Federal Actions Cause Further Erosion of Individual Market Stability

The Texas Health Insurance Marketplace and the individual market more broadly became less stable in 2017 as some high-profile insurers exited the market and others increased rates. Premiums for the “benchmark” plan (the second-lowest cost silver plan) in the Marketplace increased 11.7 percent in 2017 in Texas and 21.3 percent nationally. Studies have pointed to 2017 changes as a possible one-time market correction. For example, Standard and Poor’s and the Kaiser Family Foundation found that insurers nationwide improved their individual market financial performance in 2016, putting them on track to break even or make a profit in 2017. Texas’ largest insurer credited its 2017 first quarter profits to “the turnaround” in its individual market
business between 2016 and 2017. Now, however, increasing profitability alone may not be sufficient to generate market stability, given the substantial new uncertainties introduced after the 2017 change in administration.
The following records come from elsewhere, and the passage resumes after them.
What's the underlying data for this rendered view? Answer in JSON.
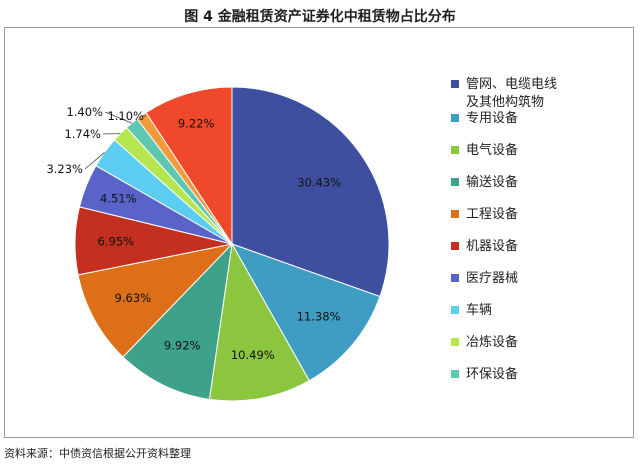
{
  "title": "图 4    金融租赁资产证券化中租赁物占比分布",
  "source": "资料来源：中债资信根据公开资料整理",
  "chart_data": {
    "type": "pie",
    "title": "图 4    金融租赁资产证券化中租赁物占比分布",
    "legend_position": "right",
    "slices": [
      {
        "label": "管网、电缆电线\n及其他构筑物",
        "value": 30.43,
        "value_label": "30.43%",
        "color": "#3f4fa0"
      },
      {
        "label": "专用设备",
        "value": 11.38,
        "value_label": "11.38%",
        "color": "#3f9dc4"
      },
      {
        "label": "电气设备",
        "value": 10.49,
        "value_label": "10.49%",
        "color": "#8cc63f"
      },
      {
        "label": "输送设备",
        "value": 9.92,
        "value_label": "9.92%",
        "color": "#3ea28a"
      },
      {
        "label": "工程设备",
        "value": 9.63,
        "value_label": "9.63%",
        "color": "#dc6f17"
      },
      {
        "label": "机器设备",
        "value": 6.95,
        "value_label": "6.95%",
        "color": "#c42f1f"
      },
      {
        "label": "医疗器械",
        "value": 4.51,
        "value_label": "4.51%",
        "color": "#5a64c8"
      },
      {
        "label": "车辆",
        "value": 3.23,
        "value_label": "3.23%",
        "color": "#5ccdf0"
      },
      {
        "label": "冶炼设备",
        "value": 1.74,
        "value_label": "1.74%",
        "color": "#b5e650"
      },
      {
        "label": "环保设备",
        "value": 1.4,
        "value_label": "1.40%",
        "color": "#5ec7b0"
      },
      {
        "label": "",
        "value": 1.1,
        "value_label": "1.10%",
        "color": "#f39a3c"
      },
      {
        "label": "",
        "value": 9.22,
        "value_label": "9.22%",
        "color": "#f0482a"
      }
    ]
  }
}
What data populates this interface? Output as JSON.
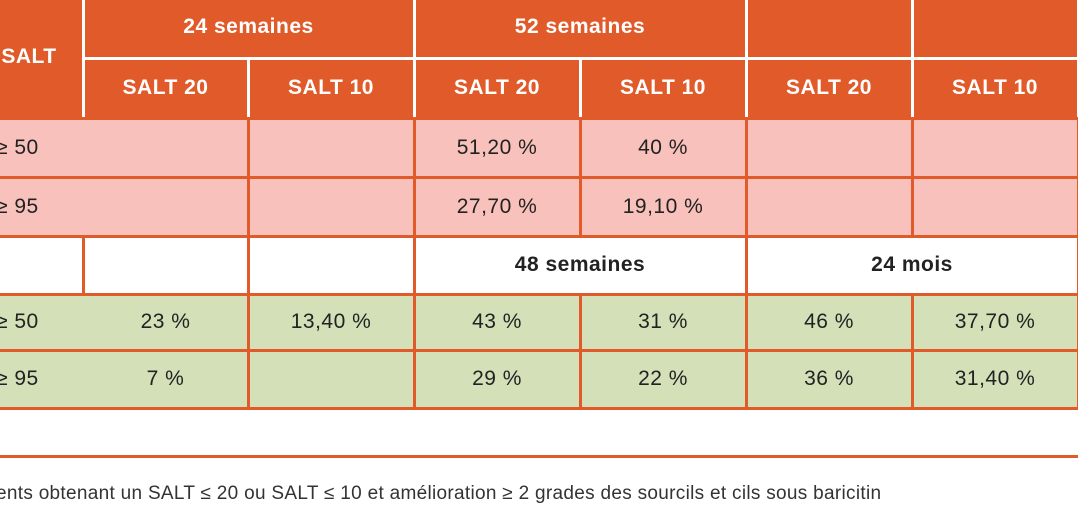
{
  "table": {
    "header_rows": [
      [
        "SALT",
        "24 semaines",
        "52 semaines"
      ],
      [
        "SALT 20",
        "SALT 10",
        "SALT 20",
        "SALT 10",
        "SALT 20",
        "SALT 10"
      ]
    ],
    "rows": [
      [
        "≥ 50",
        null,
        null,
        "51,20 %",
        "40 %",
        null,
        null
      ],
      [
        "≥ 95",
        null,
        null,
        "27,70 %",
        "19,10 %",
        null,
        null
      ],
      [
        "≥ 50",
        "23 %",
        "13,40 %",
        "43 %",
        "31 %",
        "46 %",
        "37,70 %"
      ],
      [
        "≥ 95",
        "7 %",
        null,
        "29 %",
        "22 %",
        "36 %",
        "31,40 %"
      ]
    ],
    "subheader": [
      "48 semaines",
      "24 mois"
    ]
  },
  "footnote": "ents obtenant un SALT ≤ 20 ou SALT ≤ 10 et amélioration ≥ 2 grades des sourcils et cils sous baricitin"
}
The new Trump administration has sabotaged the Marketplace through both action and inaction, which has sown deep uncertainty for insurers in the individual market.  Statements from insurers show that uncertainty around two key Trump-administration policy choices is driving rate increases and potential market exits: (1) relaxed enforcement of the individual mandate, which serves to encourage participation by healthier enrollees, and (2) unanswered questions about whether the federal government will make good on “cost-sharing reduction” payments (subsidies that lower deductibles and copays for the lowest-income Marketplace enrollees) due to insurers.  A new analysis estimates that two-thirds of 2018 rate increases will be due directly to the uncertainty caused by these two choices.  The analysis shows that, on average, rates would be expected to increase by 8-11 percent for 2018, absent uncertainty around the individual mandate and payments for cost-sharing reductions.  With these Trump-administration actions figured in, however, rates are expected to climb 28-40 percent on average.
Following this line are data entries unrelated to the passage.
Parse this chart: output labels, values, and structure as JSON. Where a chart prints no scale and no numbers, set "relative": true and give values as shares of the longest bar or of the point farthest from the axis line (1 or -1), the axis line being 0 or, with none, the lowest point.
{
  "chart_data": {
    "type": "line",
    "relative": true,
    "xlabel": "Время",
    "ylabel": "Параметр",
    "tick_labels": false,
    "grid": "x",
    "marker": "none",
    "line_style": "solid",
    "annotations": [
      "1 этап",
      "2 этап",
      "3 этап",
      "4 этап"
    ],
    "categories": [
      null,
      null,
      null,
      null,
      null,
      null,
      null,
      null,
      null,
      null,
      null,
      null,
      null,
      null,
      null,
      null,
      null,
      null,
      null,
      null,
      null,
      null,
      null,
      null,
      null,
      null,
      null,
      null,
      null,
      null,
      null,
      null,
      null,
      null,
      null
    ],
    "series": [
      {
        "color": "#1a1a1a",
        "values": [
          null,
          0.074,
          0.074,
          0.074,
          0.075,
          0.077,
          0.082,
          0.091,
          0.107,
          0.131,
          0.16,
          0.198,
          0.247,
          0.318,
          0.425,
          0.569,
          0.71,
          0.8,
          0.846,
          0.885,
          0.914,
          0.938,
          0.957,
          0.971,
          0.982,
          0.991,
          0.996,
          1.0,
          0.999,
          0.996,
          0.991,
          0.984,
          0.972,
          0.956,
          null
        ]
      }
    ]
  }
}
Congress’ efforts to repeal the ACA is adding to the uncertainty for insurers. The House-passed version of ACA repeal would cause big disruptions in the individual market in the short-term.  According to the CBO, individual market premiums would climb 15-20 percent and enrollment would shrink by 23 percent in 2018.  With possible ACA repeal on the table, it is impossible for insurers to know how to price their 2018 products.  The Senate’s widely-criticized tactic of keeping its bill secret in an unprecedented fashion is likely only adding to uncertainty, and with it, placing upward pressure on rates.
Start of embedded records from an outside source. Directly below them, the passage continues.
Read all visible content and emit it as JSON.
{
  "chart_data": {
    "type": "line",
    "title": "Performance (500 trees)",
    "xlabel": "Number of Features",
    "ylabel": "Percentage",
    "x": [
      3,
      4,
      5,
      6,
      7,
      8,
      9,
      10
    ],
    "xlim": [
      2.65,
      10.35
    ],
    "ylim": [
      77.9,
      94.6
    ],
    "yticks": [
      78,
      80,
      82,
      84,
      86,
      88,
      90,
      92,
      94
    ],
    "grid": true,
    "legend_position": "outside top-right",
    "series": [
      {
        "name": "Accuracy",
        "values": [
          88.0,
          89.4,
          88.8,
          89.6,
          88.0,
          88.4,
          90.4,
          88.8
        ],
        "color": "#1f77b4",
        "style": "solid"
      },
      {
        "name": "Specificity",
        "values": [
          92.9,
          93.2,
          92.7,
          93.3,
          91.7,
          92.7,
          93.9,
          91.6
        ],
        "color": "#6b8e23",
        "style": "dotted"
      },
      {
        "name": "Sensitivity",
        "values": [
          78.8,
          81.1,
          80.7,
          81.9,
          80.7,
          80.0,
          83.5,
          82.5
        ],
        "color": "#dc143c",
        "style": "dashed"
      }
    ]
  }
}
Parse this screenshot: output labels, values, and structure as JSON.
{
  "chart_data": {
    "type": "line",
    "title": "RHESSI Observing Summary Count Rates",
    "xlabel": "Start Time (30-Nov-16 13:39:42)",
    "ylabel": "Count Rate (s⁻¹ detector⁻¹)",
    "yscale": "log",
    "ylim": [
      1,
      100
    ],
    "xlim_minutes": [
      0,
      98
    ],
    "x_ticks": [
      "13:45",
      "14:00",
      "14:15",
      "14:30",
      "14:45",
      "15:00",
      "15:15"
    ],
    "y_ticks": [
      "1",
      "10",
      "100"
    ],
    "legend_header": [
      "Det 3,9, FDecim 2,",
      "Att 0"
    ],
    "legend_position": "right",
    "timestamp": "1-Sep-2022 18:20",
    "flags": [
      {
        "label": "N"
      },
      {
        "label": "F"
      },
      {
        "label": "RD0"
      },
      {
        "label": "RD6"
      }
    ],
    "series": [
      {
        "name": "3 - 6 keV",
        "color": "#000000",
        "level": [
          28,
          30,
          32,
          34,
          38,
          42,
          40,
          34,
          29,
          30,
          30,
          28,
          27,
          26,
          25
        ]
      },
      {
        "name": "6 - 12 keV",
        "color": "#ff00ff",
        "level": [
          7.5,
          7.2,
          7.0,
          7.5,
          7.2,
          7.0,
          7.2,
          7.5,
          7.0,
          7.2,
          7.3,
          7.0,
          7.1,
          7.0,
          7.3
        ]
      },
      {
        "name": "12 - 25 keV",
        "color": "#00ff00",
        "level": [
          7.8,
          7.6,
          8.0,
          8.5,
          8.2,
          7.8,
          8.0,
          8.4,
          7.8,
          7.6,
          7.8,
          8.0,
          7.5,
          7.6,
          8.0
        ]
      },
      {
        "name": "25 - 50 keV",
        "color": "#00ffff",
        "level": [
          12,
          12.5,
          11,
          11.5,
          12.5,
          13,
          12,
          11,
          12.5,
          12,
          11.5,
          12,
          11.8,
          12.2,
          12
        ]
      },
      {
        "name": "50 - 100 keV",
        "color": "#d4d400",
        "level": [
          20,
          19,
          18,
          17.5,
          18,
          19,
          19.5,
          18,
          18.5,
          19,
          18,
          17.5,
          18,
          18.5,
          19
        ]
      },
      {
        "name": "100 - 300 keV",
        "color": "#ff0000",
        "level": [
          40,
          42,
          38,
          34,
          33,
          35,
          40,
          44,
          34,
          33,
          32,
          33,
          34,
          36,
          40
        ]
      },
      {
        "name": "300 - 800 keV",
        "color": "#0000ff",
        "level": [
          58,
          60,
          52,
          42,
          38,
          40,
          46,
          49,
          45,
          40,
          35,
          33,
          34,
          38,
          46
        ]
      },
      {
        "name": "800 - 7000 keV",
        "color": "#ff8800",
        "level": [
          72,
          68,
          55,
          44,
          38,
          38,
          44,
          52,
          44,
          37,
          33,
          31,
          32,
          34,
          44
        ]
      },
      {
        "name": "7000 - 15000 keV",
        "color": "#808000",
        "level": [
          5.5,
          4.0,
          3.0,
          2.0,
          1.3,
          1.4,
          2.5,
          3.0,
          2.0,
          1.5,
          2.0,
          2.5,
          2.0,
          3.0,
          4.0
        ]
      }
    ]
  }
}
With all of its flaws, the Marketplace in 2017 included at least one insurer in every county in the U.S.  In 2018, there could be as many as 47 counties with no insurer at all.  This count is fluid and may change when insurer decisions on 2018 plans and rates are filed on June 21.  Texas is not expected to be among the states with “bald spots”—counties with no options in the Marketplace—but Texans will not escape unscathed.  We already know that eight small insurers in Texas (covering 4 percent of the market) decided to completely withdraw from the individual market in Texas for 2018, a move that prevents the insurers from resuming sales of individual market policies for 5 years.  In 2017, only one insurer took the dramatic step of completely withdrawing from the entire individual market, though five more exited the Marketplace.
Uncertainty being sown at the federal level is hurting consumers in Texas. The companies that have announced plans to stop selling insurance to Texans not covered through their jobs for 2018 cover a small share of the market, but we may not yet know the full extent of how uncertainty caused by federal actions will weaken the Texas market.